Pick a VAE that matches your style
If your Stable Diffusion images look slightly grey, washed out or muddy, the VAE is almost always the culprit. The VAE is the final decode step that turns the model’s latent math into pixels, and different VAEs render colour, contrast and especially skin tones differently. This guide matches your image style to a well-known VAE and tells you exactly which file to download.
How VAEs affect the image
Stable Diffusion works in a compressed latent space; the VAE decodes that latent into the RGB image you see. Two checkpoints with the same prompt can look very different purely because of their VAE:
- sd-vae-ft-mse-840000 — the community default for SD 1.5 realism. Slightly softer, very natural skin tones, reliable colour.
- vae-ft-mse (original) — a touch more contrast and saturation than 840000; good general purpose.
- kl-f8-anime2 / blessed2 — tuned for anime and illustration: punchier colours, cleaner flat regions, crisp lineart.
- SDXL VAE (sdxl-vae-fp16-fix) — the standard for SDXL. The fp16-fix variant avoids the black-image NaN bug on some GPUs.
A mismatched or missing VAE shows up as flat, desaturated output — the tell-tale “grey wash.”
Tips and download notes
- Drop files in
models/VAE/(Automatic1111/Forge) or your ComfyUImodels/vae/folder, then refresh and select from the VAE dropdown. - Use Automatic first. Many modern checkpoints ship a good baked-in VAE; only override if the image looks washed out.
- Match the architecture. SD 1.5 VAEs never work on SDXL and vice versa.
- fp16-fix for SDXL on consumer GPUs. If you get pure-black images on SDXL,
switch to
sdxl-vae-fp16-fix— it solves the half-precision NaN problem. - All of these VAEs are hosted on Hugging Face (stabilityai and community repos); search the exact filename to find the canonical download.
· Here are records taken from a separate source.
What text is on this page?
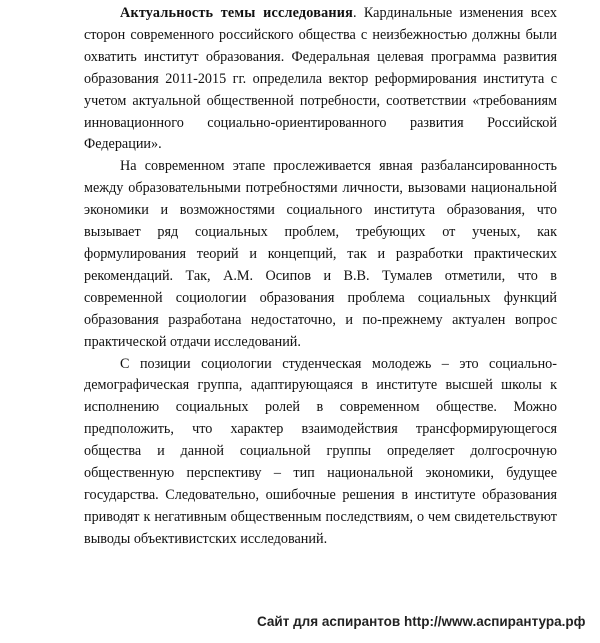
Актуальность темы исследования. Кардинальные изменения всех

сторон современного российского общества с неизбежностью должны были

охватить институт образования. Федеральная целевая программа развития

образования 2011-2015 гг. определила вектор реформирования института с

учетом актуальной общественной потребности, соответствии «требованиям

инновационного социально-ориентированного развития Российской

Федерации».

На современном этапе прослеживается явная разбалансированность

между образовательными потребностями личности, вызовами национальной

экономики и возможностями социального института образования, что

вызывает ряд социальных проблем, требующих от ученых, как

формулирования теорий и концепций, так и разработки практических

рекомендаций. Так, А.М. Осипов и В.В. Тумалев отметили, что в

современной социологии образования проблема социальных функций

образования разработана недостаточно, и по-прежнему актуален вопрос

практической отдачи исследований.

С позиции социологии студенческая молодежь – это социально-

демографическая группа, адаптирующаяся в институте высшей школы к

исполнению социальных ролей в современном обществе. Можно

предположить, что характер взаимодействия трансформирующегося

общества и данной социальной группы определяет долгосрочную

общественную перспективу – тип национальной экономики, будущее

государства. Следовательно, ошибочные решения в институте образования

приводят к негативным общественным последствиям, о чем свидетельствуют

выводы объективистских исследований.

Сайт для аспирантов http://www.аспирантура.рф
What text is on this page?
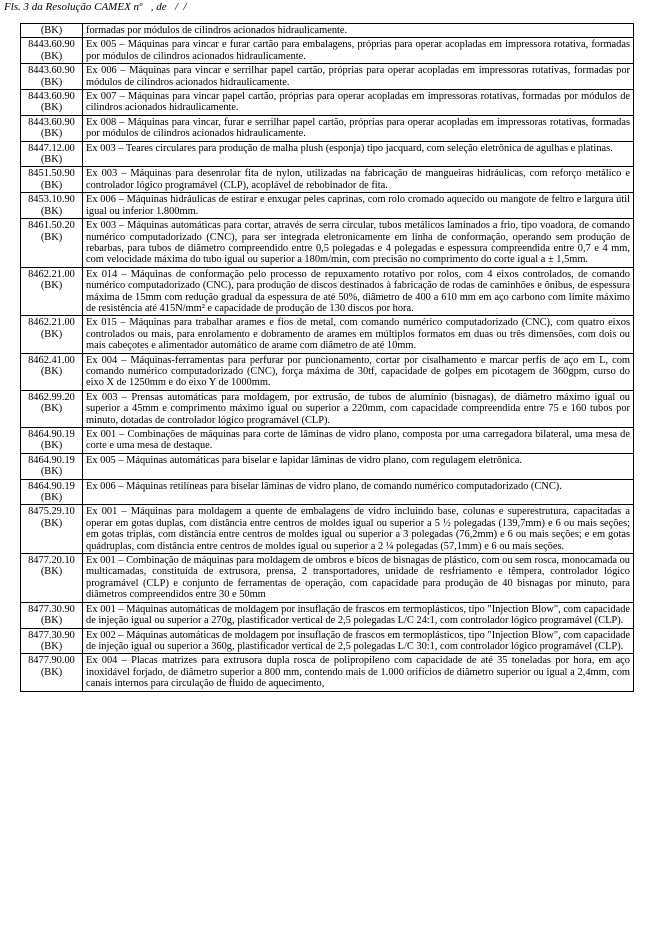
Fls. 3 da Resolução CAMEX nº   , de   /  /
(BK)	formadas por módulos de cilindros acionados hidraulicamente.

8443.60.90
(BK)	Ex 005 – Máquinas para vincar e furar cartão para embalagens, próprias para operar acopladas em impressora rotativa, formadas por módulos de cilindros acionados hidraulicamente.

8443.60.90
(BK)	Ex 006 – Máquinas para vincar e serrilhar papel cartão, próprias para operar acopladas em impressoras rotativas, formadas por módulos de cilindros acionados hidraulicamente.

8443.60.90
(BK)	Ex 007 – Máquinas para vincar papel cartão, próprias para operar acopladas em impressoras rotativas, formadas por módulos de cilindros acionados hidraulicamente.

8443.60.90
(BK)	Ex 008 – Máquinas para vincar, furar e serrilhar papel cartão, próprias para operar acopladas em impressoras rotativas, formadas por módulos de cilindros acionados hidraulicamente.

8447.12.00
(BK)	Ex 003 – Teares circulares para produção de malha plush (esponja) tipo jacquard, com seleção eletrônica de agulhas e platinas.

8451.50.90
(BK)	Ex 003 – Máquinas para desenrolar fita de nylon, utilizadas na fabricação de mangueiras hidráulicas, com reforço metálico e controlador lógico programável (CLP), acoplável de rebobinador de fita.

8453.10.90
(BK)	Ex 006 – Máquinas hidráulicas de estirar e enxugar peles caprinas, com rolo cromado aquecido ou mangote de feltro e largura útil igual ou inferior 1.800mm.

8461.50.20
(BK)	Ex 003 – Máquinas automáticas para cortar, através de serra circular, tubos metálicos laminados a frio, tipo voadora, de comando numérico computadorizado (CNC), para ser integrada eletronicamente em linha de conformação, operando sem produção de rebarbas, para tubos de diâmetro compreendido entre 0,5 polegadas e 4 polegadas e espessura compreendida entre 0,7 e 4 mm, com velocidade máxima do tubo igual ou superior a 180m/min, com precisão no comprimento do corte igual a ± 1,5mm.

8462.21.00
(BK)	Ex 014 – Máquinas de conformação pelo processo de repuxamento rotativo por rolos, com 4 eixos controlados, de comando numérico computadorizado (CNC), para produção de discos destinados à fabricação de rodas de caminhões e ônibus, de espessura máxima de 15mm com redução gradual da espessura de até 50%, diâmetro de 400 a 610 mm em aço carbono com limite máximo de resistência até 415N/mm² e capacidade de produção de 130 discos por hora.

8462.21.00
(BK)	Ex 015 – Máquinas para trabalhar arames e fios de metal, com comando numérico computadorizado (CNC), com quatro eixos controlados ou mais, para enrolamento e dobramento de arames em múltiplos formatos em duas ou três dimensões, com dois ou mais cabeçotes e alimentador automático de arame com diâmetro de até 10mm.

8462.41.00
(BK)	Ex 004 – Máquinas-ferramentas para perfurar por puncionamento, cortar por cisalhamento e marcar perfis de aço em L, com comando numérico computadorizado (CNC), força máxima de 30tf, capacidade de golpes em picotagem de 360gpm, curso do eixo X de 1250mm e do eixo Y de 1000mm.

8462.99.20
(BK)	Ex 003 – Prensas automáticas para moldagem, por extrusão, de tubos de alumínio (bisnagas), de diâmetro máximo igual ou superior a 45mm e comprimento máximo igual ou superior a 220mm, com capacidade compreendida entre 75 e 160 tubos por minuto, dotadas de controlador lógico programável (CLP).

8464.90.19
(BK)	Ex 001 – Combinações de máquinas para corte de lâminas de vidro plano, composta por uma carregadora bilateral, uma mesa de corte e uma mesa de destaque.

8464.90.19
(BK)	Ex 005 – Máquinas automáticas para biselar e lapidar lâminas de vidro plano, com regulagem eletrônica.

8464.90.19
(BK)	Ex 006 – Máquinas retilíneas para biselar lâminas de vidro plano, de comando numérico computadorizado (CNC).

8475.29.10
(BK)	Ex 001 – Máquinas para moldagem a quente de embalagens de vidro incluindo base, colunas e superestrutura, capacitadas a operar em gotas duplas, com distância entre centros de moldes igual ou superior a 5 ½ polegadas (139,7mm) e 6 ou mais seções; em gotas triplas, com distância entre centros de moldes igual ou superior a 3 polegadas (76,2mm) e 6 ou mais seções; e em gotas quádruplas, com distância entre centros de moldes igual ou superior a 2 ¼ polegadas (57,1mm) e 6 ou mais seções.

8477.20.10
(BK)	Ex 001 – Combinação de máquinas para moldagem de ombros e bicos de bisnagas de plástico, com ou sem rosca, monocamada ou multicamadas, constituída de extrusora, prensa, 2 transportadores, unidade de resfriamento e têmpera, controlador lógico programável (CLP) e conjunto de ferramentas de operação, com capacidade para produção de 40 bisnagas por minuto, para diâmetros compreendidos entre 30 e 50mm

8477.30.90
(BK)	Ex 001 – Máquinas automáticas de moldagem por insuflação de frascos em termoplásticos, tipo "Injection Blow", com capacidade de injeção igual ou superior a 270g, plastificador vertical de 2,5 polegadas L/C 24:1, com controlador lógico programável (CLP).

8477.30.90
(BK)	Ex 002 – Máquinas automáticas de moldagem por insuflação de frascos em termoplásticos, tipo "Injection Blow", com capacidade de injeção igual ou superior a 360g, plastificador vertical de 2,5 polegadas L/C 30:1, com controlador lógico programável (CLP).

8477.90.00
(BK)	Ex 004 – Placas matrizes para extrusora dupla rosca de polipropileno com capacidade de até 35 toneladas por hora, em aço inoxidável forjado, de diâmetro superior a 800 mm, contendo mais de 1.000 orifícios de diâmetro superior ou igual a 2,4mm, com canais internos para circulação de fluido de aquecimento,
What the VAE actually does in the diffusion pipeline
Stable Diffusion does not operate on pixels directly during the diffusion steps. Instead, the input image is first encoded into a compressed latent representation by the VAE encoder (a grid roughly 8× smaller than the image in each dimension). The diffusion model then works entirely in this smaller latent space — adding and removing noise over many steps. Only at the very end does the VAE decoder convert the final denoised latent back into RGB pixel values.
This design is why the VAE has such a large effect on visual quality: it is responsible for the final translation from abstract latent mathematics into the actual colours and textures you see. A well-tuned VAE recovers fine detail and accurate colour; a poorly matched one introduces colour shifts, blurriness, or loss of high-frequency texture.
SD 1.5 VAE options compared
For SD 1.5 checkpoints, three VAEs are commonly discussed:
sd-vae-ft-mse-840000 is fine-tuned with mean squared error loss on a large dataset. It produces the most natural-looking skin tones and is the safest default for photorealistic and portrait work. The “840000” in the name refers to the training steps.
vae-ft-mse (non-840k) is an earlier version of the same fine-tuning. It tends toward slightly stronger contrast and saturation, which some find more aesthetically pleasing for vibrant scene types but which can look slightly oversaturated on skin.
kl-f8-anime2 uses a KL divergence loss and is trained primarily on anime art. It produces cleaner, punchier colours with less muddiness in saturated regions and sharper linework — the right choice when your checkpoint is focused on illustration or anime styles.
The SDXL VAE fp16 NaN problem
SDXL uses its own VAE architecture that is incompatible with SD 1.5 VAEs. The
official Stability AI VAE for SDXL works well on full float32 precision but can
produce entirely black images on consumer GPUs running in fp16 mode. This is
because certain intermediate values overflow to NaN in half-precision arithmetic
during the decode. The community-created sdxl-vae-fp16-fix resolves this by
adjusting normalization and activation layers to stay numerically stable in fp16.
If you are running SDXL on a consumer GPU and seeing black outputs, this is
almost certainly the fix you need.
Signs your VAE is wrong or missing
- Colours are flat and greyish even with vivid prompts
- Skin tones look muddy or olive regardless of lighting
- Fine details like hair strands, fabric texture, or eye reflections are blurry
- SDXL images come out pure black
- The image looks correct but with an odd colour cast across the entire frame
Any of these symptoms points to trying a different VAE before adjusting prompts or sampler settings.